As it was a foreigner church, the congregation, based on attendance at the service I was present for, was made up of Sri Lankans, Nepalese, Chinese, two South Africans, and one American. The pastor, deacon, and one other lady were Korean.  I didn’t get a chance to find out where everybody worked, but my sense was that a lot worked in the shipyards and in small construction firms.

The service was a fascinating experience indeed, and my first real encounter with non-Western foreign populations here in Korea, save my TOPIK test a few months ago.  Here are some tidbits from my observations…

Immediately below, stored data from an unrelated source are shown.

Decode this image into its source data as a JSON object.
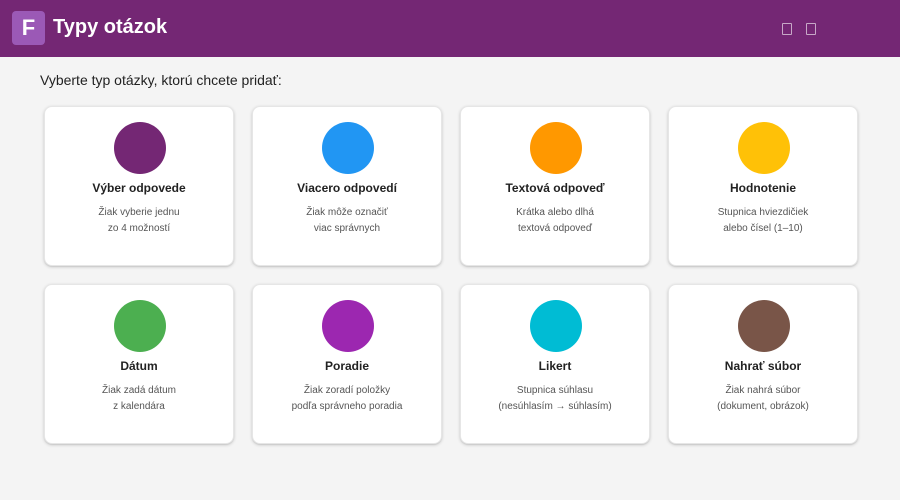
{
  "header": {
    "logo_letter": "F",
    "title": "Typy otázok",
    "color": "#742774"
  },
  "prompt": "Vyberte typ otázky, ktorú chcete pridať:",
  "cards": [
    {
      "title": "Výber odpovede",
      "desc1": "Žiak vyberie jednu",
      "desc2": "zo 4 možností",
      "color": "#742774"
    },
    {
      "title": "Viacero odpovedí",
      "desc1": "Žiak môže označiť",
      "desc2": "viac správnych",
      "color": "#2196f3"
    },
    {
      "title": "Textová odpoveď",
      "desc1": "Krátka alebo dlhá",
      "desc2": "textová odpoveď",
      "color": "#ff9800"
    },
    {
      "title": "Hodnotenie",
      "desc1": "Stupnica hviezdičiek",
      "desc2": "alebo čísel (1–10)",
      "color": "#ffc107"
    },
    {
      "title": "Dátum",
      "desc1": "Žiak zadá dátum",
      "desc2": "z kalendára",
      "color": "#4caf50"
    },
    {
      "title": "Poradie",
      "desc1": "Žiak zoradí položky",
      "desc2": "podľa správneho poradia",
      "color": "#9c27b0"
    },
    {
      "title": "Likert",
      "desc1": "Stupnica súhlasu",
      "desc2": "(nesúhlasím → súhlasím)",
      "color": "#00bcd4"
    },
    {
      "title": "Nahrať súbor",
      "desc1": "Žiak nahrá súbor",
      "desc2": "(dokument, obrázok)",
      "color": "#795548"
    }
  ]
}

  • *The service was split between Korean and English.  The Pastor would say something in Korean, then follow it up with a shaky English translation.

 

  • *The Pastor was Korean.  And the very first thing he said to the Congregation the entire night went something like this… “You are in Korea now.  You need to learn Korean.  This is not America.”  I wonder if he realized I was sitting in the front row?

 

  • *Evidently the church makes an effort to make the native languages of its various migrant attendees part of the service.  This service included songs in both Sinhala and Afrikaan.  Next week they plan to have a Chinese language song.

 

  • *Speaking of songs… Each Korean song was sung with the accompanying Korean text on the tv screen.  The problem is, it seemed, that only a few of the attendees could read it.  I got the sense that I was one of the most capable readers of the non-Koreans in attendance…

 

  • *And, like my TOPIK test, my Korean spoken/listening language skills were put to shame by the same migrants who had trouble reading.

 

  • *Among the attendees were four Nepalese.  I believe three of them were brothers.  They all could speak some English, with one being an English teacher in Korea.  What really surprised me, however, was that two of them had arrived in Korea just four days prior, but had already learned more Korean than me.  Evidently he had been practicing before hand.

 

  • *Speaking of which…  These two Nepalese guys had been in Korea for four days and no-sooner did they decide to undertake a major religious conversion and join the Korean Presbyterian Church?  Well… evidently, yes.  It was a bit telling about the nature of the situation that halfway through the service the Pastor had to stop and explain the appropriate times to say “Hallelujah” and “Amen” to the congregation.

 

  • *After the service there was an hour long fellowship dinner, during which the pastor made it a point to tell the new migrants that if they had any problem, they need just come to him and he would help them.  Well, considering that some people have described the nature of migrant labor in Korea as a form of modern day slavery, a promise of protection from a Korean pastor sure would be a good reason to join the church now, wouldn’t it?